Em mais de 3,8 mil, dos 5,5 mil municípios brasileiros, há graves problemas de segurança pública, saúde e assistência social decorrentes do consumo de crack. O consumo da droga já se disseminou por todas as regiões do País, expandindo-se dos grandes centros urbanos para as cidades de pequeno e de médio portes e até para zonas rurais. E esse quadro só pode se agravar ainda mais, dado que 90% das prefeituras não dispõem de condições técnicas e financeiras para formular e implementar programas de prevenção dirigidos a jovens e adolescentes. As estimativas são de que o consumo do crack leve cerca de 300 mil pessoas à morte nos próximos seis anos.

, O Estado de S.Paulo

15 Dezembro 2010 | 00h00

Essas informações foram divulgadas pela Confederação Nacional de Municípios (CNM), com base num estudo de amplitude nacional. "O Brasil não tem nenhuma política de enfrentamento ao crack, seja por parte de municípios, Estado ou União. Fizemos um grande esforço para a redução da mortalidade infantil, mas não há nenhuma política de prevenção à mortalidade juvenil. Estamos salvando nossas crianças, mas deixando-as morrer na juventude", diz o presidente da CNM, Paulo Ziulkoski, depois de classificar a expansão do consumo de crack como "epidemia nacional" e de reclamar da escassez de recursos para conter a disseminação do vício entre os segmentos mais jovens da população.

As autoridades federais do setor questionaram a validade da pesquisa, alegando que ela teria sido realizada sem respeitar os padrões metodológicos comuns aos trabalhos acadêmicos e aos levantamentos estatísticos. "Se fizermos um estudo epidemiológico, não vamos encontrar nenhum município sem problemas com crack. Agora, há lugares com consumo maior e outros com consumo menor", afirma a secretária adjunta da Secretaria Nacional de Políticas sobre Drogas (Senad), Paulina Duarte.

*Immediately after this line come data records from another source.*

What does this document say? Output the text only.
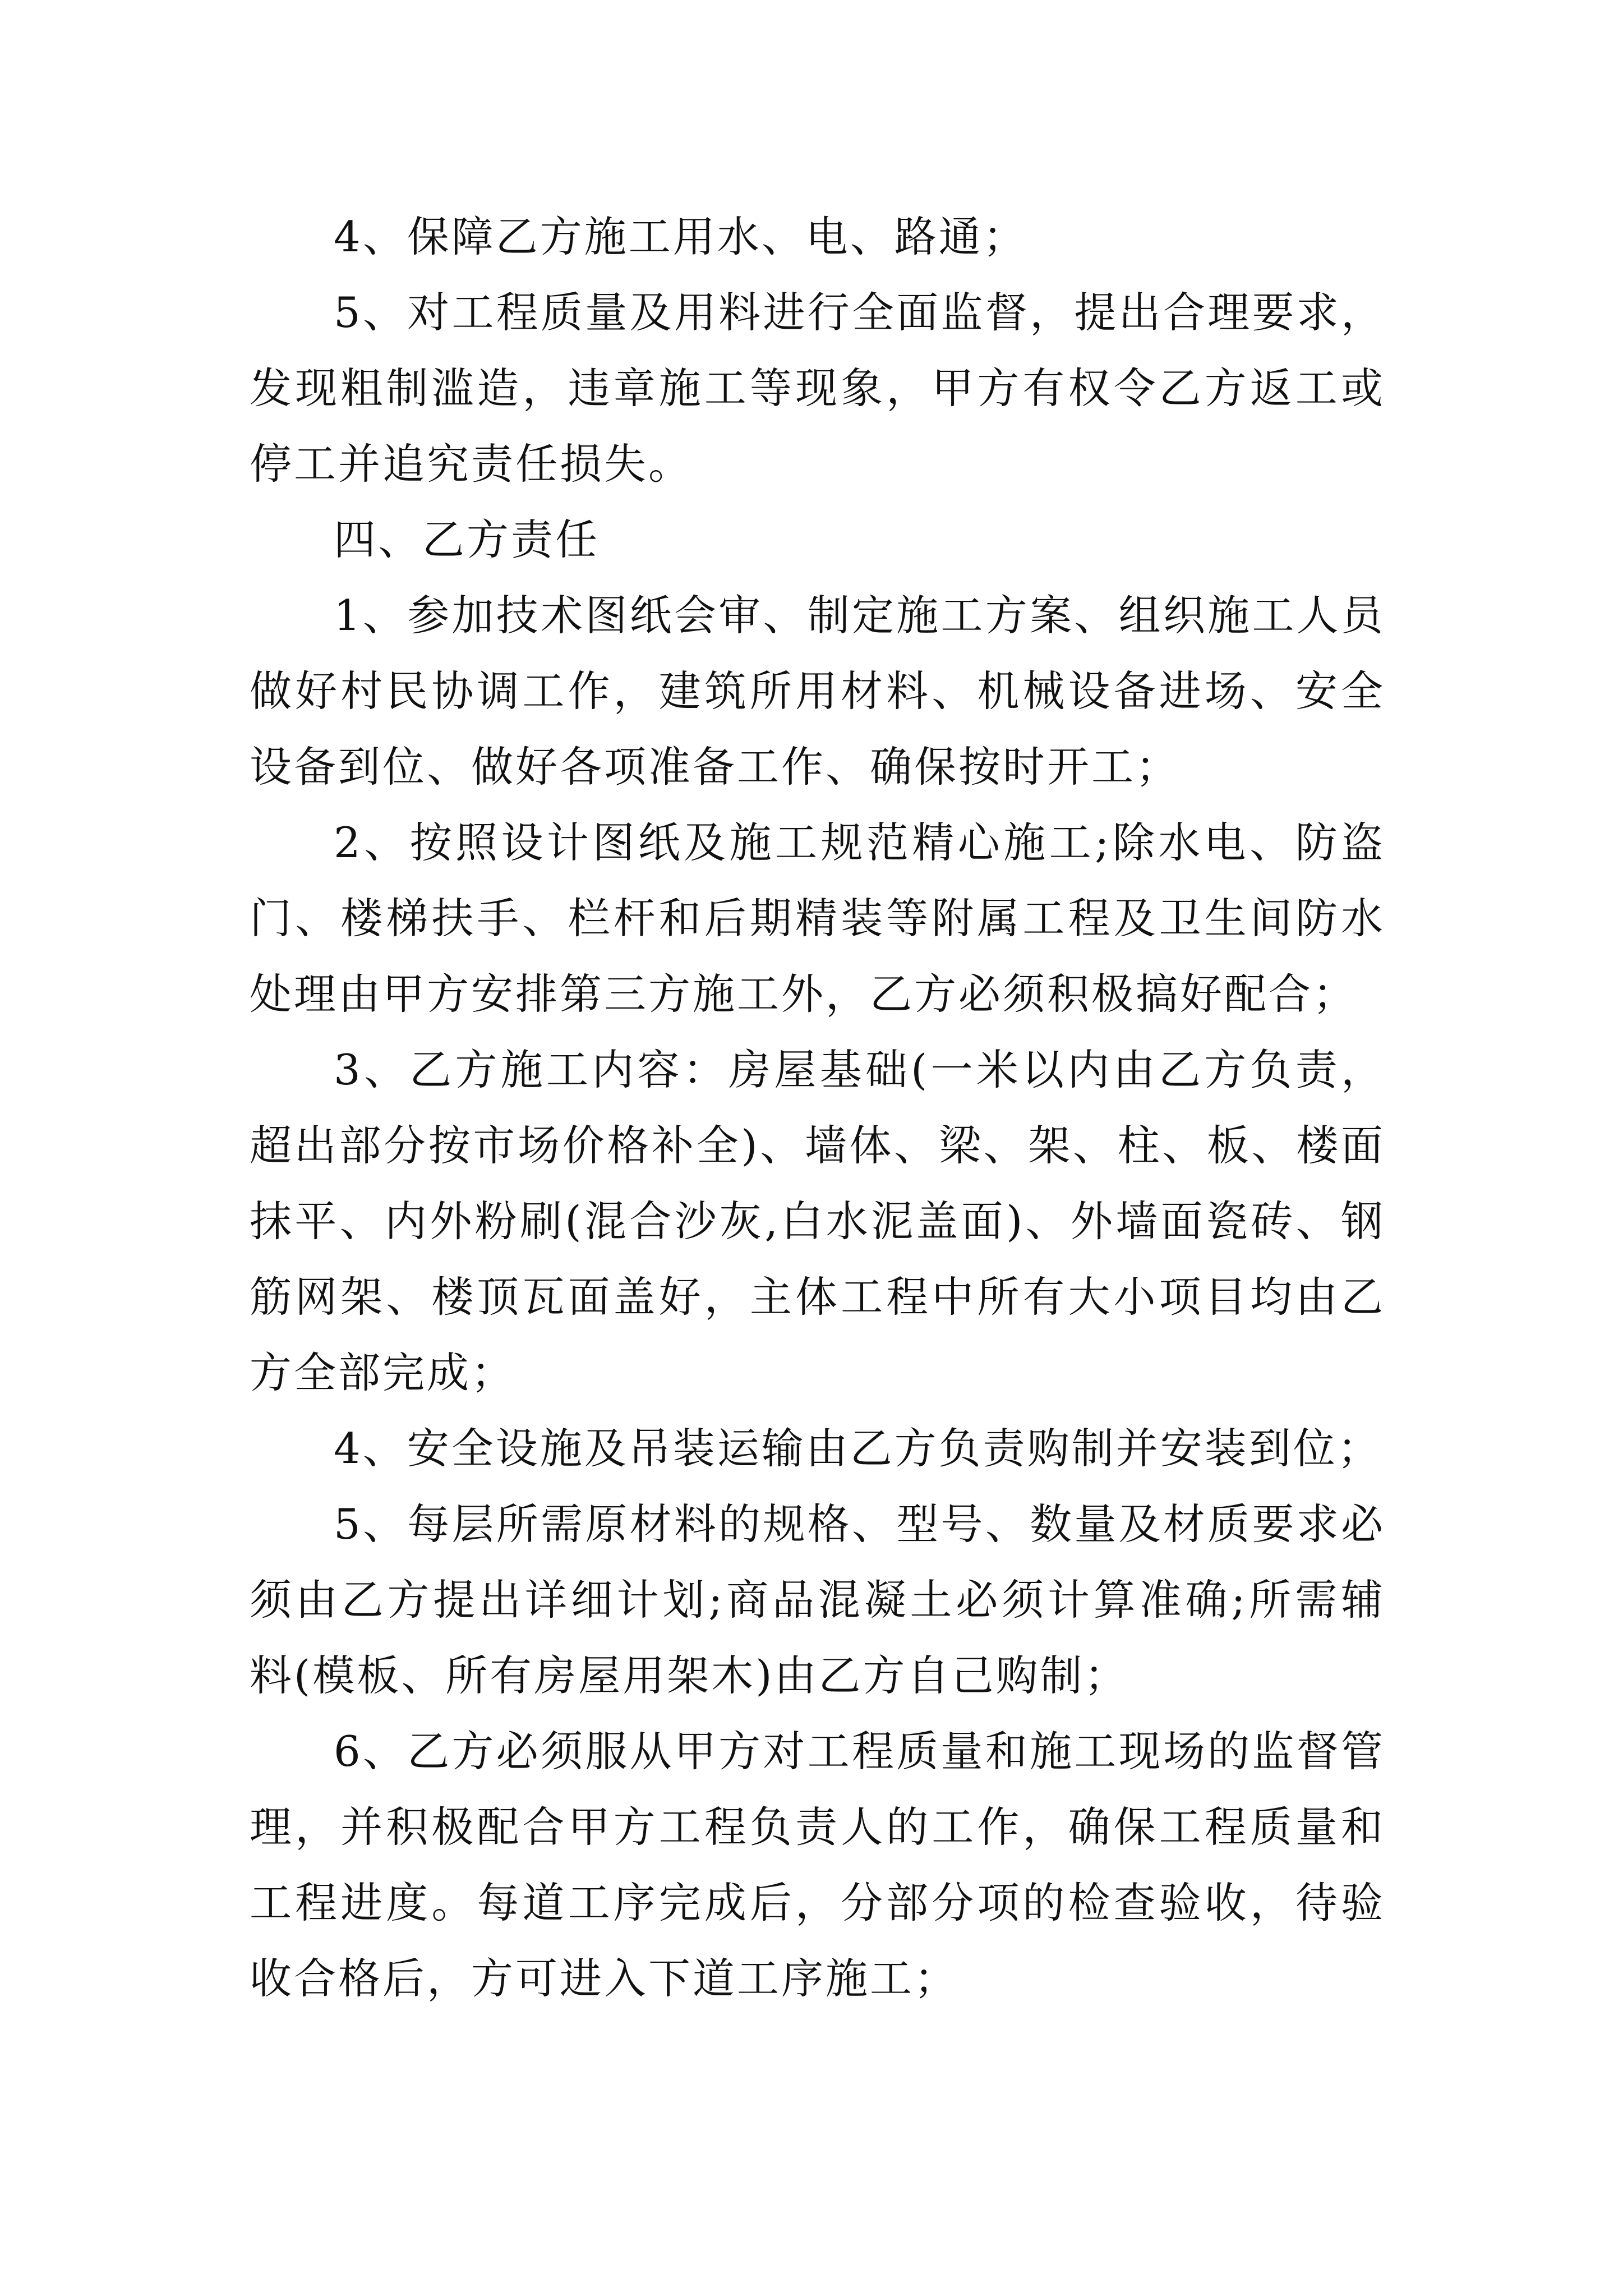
4、保障乙方施工用水、电、路通；

5、对工程质量及用料进行全面监督，提出合理要求，发现粗制滥造，违章施工等现象，甲方有权令乙方返工或停工并追究责任损失。

四、乙方责任

1、参加技术图纸会审、制定施工方案、组织施工人员做好村民协调工作，建筑所用材料、机械设备进场、安全设备到位、做好各项准备工作、确保按时开工；

2、按照设计图纸及施工规范精心施工;除水电、防盗门、楼梯扶手、栏杆和后期精装等附属工程及卫生间防水处理由甲方安排第三方施工外，乙方必须积极搞好配合；

3、乙方施工内容：房屋基础(一米以内由乙方负责，超出部分按市场价格补全)、墙体、梁、架、柱、板、楼面抹平、内外粉刷(混合沙灰,白水泥盖面)、外墙面瓷砖、钢筋网架、楼顶瓦面盖好，主体工程中所有大小项目均由乙方全部完成；

4、安全设施及吊装运输由乙方负责购制并安装到位；

5、每层所需原材料的规格、型号、数量及材质要求必须由乙方提出详细计划;商品混凝土必须计算准确;所需辅料(模板、所有房屋用架木)由乙方自己购制；

6、乙方必须服从甲方对工程质量和施工现场的监督管理，并积极配合甲方工程负责人的工作，确保工程质量和工程进度。每道工序完成后，分部分项的检查验收，待验收合格后，方可进入下道工序施工；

Independentemente dos seus padrões metodológicos, a pesquisa da CNM apresenta números preocupantes. Eles dão a dimensão do crescimento do número de viciados em crack e mostram que o Plano Integrado de Enfrentamento ao Crack e outras Drogas, lançado em maio como bandeira da campanha eleitoral de Dilma Rousseff, não trouxe os resultados esperados. O Plano prevê a distribuição de recursos federais, por meio de convênios entre a União e as prefeituras.

Mas, segundo o levantamento da CNM, em seus sete meses de vigência, apenas 3,39% dos municípios se dispuseram a assiná-lo. Além de reclamar do excesso de exigências burocráticas para ter acesso ao dinheiro, o presidente da entidade lembra que só as cidades com mais de 20 mil habitantes podem ser beneficiadas. Ele afirma que, dos R$ 410 milhões previstos para 2010, a 15 dias do término do ano o governo federal liberou somente R$ 285 milhões. Pela pesquisa da CNM, a maioria dos 333 municípios que implementam políticas de prevenção e promovem campanhas de orientação, instalando Centros de Atenção Psicossocial e firmando acordos com ONGs e entidades comunitárias para ajudar na recuperação e ressocialização de viciados, financia suas ações com recursos próprios ou com a ajuda de governos estaduais.

A cúpula da Senad refuta as críticas, alegando que o órgão já destinou R$ 73 milhões para a abertura de leitos em hospitais e comunidades terapêuticas, a criação de Núcleos de Apoio à Saúde da Família e a capacitação de agentes que atuam nas redes assistenciais de atendimento aos usuários de drogas. "O Plano vem tendo uma implementação extremamente positiva e uma execução satisfatória", diz a secretária adjunta do órgão.

O levantamento da CNM, contudo, mostra o oposto - ou seja, as dificuldades que o governo federal vem enfrentando para tentar introduzir políticas de prevenção mais eficientes e articuladas com os governos estaduais e municipais. Durante o período eleitoral, a então candidata Dilma Rousseff afirmou que uma das prioridades de seu governo seria conter o avanço do crack. A pesquisa da CNM deixa claro que não será com base na política da Senad que ela conseguirá cumprir a promessa que fez.